/Sentinel-prime

Attention encoder network for entity-based sentiment analysis

Primary LanguagePythonMIT LicenseMIT

Sentinel-prime

Tosin Dairo APR 29, 2020

Attention encoder network for entity-based sentiment analysis

Setup

With VENV Create a new virtual environment and install packages.

virtualenv -p python3 venv

source ./venv/bin/activate

Install requirements

pip3 install -r requirements.txt

Usage

Trained model can be downloaded from trained_model link.

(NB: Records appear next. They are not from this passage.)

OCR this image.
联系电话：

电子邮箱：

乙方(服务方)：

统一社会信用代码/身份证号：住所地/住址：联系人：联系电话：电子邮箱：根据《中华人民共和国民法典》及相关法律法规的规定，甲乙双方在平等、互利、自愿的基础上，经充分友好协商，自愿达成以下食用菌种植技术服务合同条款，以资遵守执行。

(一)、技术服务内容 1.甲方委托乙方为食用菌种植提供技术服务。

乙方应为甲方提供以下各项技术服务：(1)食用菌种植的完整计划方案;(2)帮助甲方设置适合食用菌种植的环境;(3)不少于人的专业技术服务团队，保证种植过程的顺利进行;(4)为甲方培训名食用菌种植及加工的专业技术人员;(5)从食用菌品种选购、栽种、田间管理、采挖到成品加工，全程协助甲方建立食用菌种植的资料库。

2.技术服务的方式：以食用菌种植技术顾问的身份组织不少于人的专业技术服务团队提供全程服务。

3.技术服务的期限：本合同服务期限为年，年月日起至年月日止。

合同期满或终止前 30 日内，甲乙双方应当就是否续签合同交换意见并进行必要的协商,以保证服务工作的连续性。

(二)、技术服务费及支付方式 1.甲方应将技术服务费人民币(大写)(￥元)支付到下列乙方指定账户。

Save model in new directory /state_dict/

Example notebook with sufficient documentation can be followed in test_runner.ipynb directory.

Hyperparameters can be tweaked through dictionary found in config/global_args.py directory.


Background

The goal of the exercise is to design a state-of-the-art model to solve the problem of entity-based sentiment analysis. Entity-based sentiment analysis is widely used to automatically detect the opinion expressed towards named entities. It is particularly social and news media analytics

Problem definition

Given a sentence and a named entity contained within a sentence, predict the sentiment towards the named entity

Targeted Goals

  • Handling unseen vocabulary
  • Predict the sentiment of an entity
  • Predict contrastive sentences
  • K-fold cross-validation
  • Performance statistics

Technical Solution

With constant improvement and development in Natural Language Processing seen with deep learning application. Tranformer’s encoder decoder design have adopted attention mechanisms, which have enforced the model to pay more attention to input sentences with relations to their target entity.

Based on the targeted goal to handle unseen vocabulary, text is divided into a limited set of common sub-word units known as wordpieces for both input and output. A data-driven approach that is guarantees to generate a deterministic segmentation for any possible sequence of characters is adopted using a wordpiece model (WPM) like BERT.

In order to achieve an entity-based sentiment analysis, an attentional encoder network AEN is put together to calculate the hidden states and realtionship between entity and input sentences. AEN model enhances the performance of basic BERT model and obtains new state-of-the-art results. This attention based technique outperforms traditional machine learning methods and rule-based methods which are usually heavily reliant on feature engineering works which is not so productive in practice.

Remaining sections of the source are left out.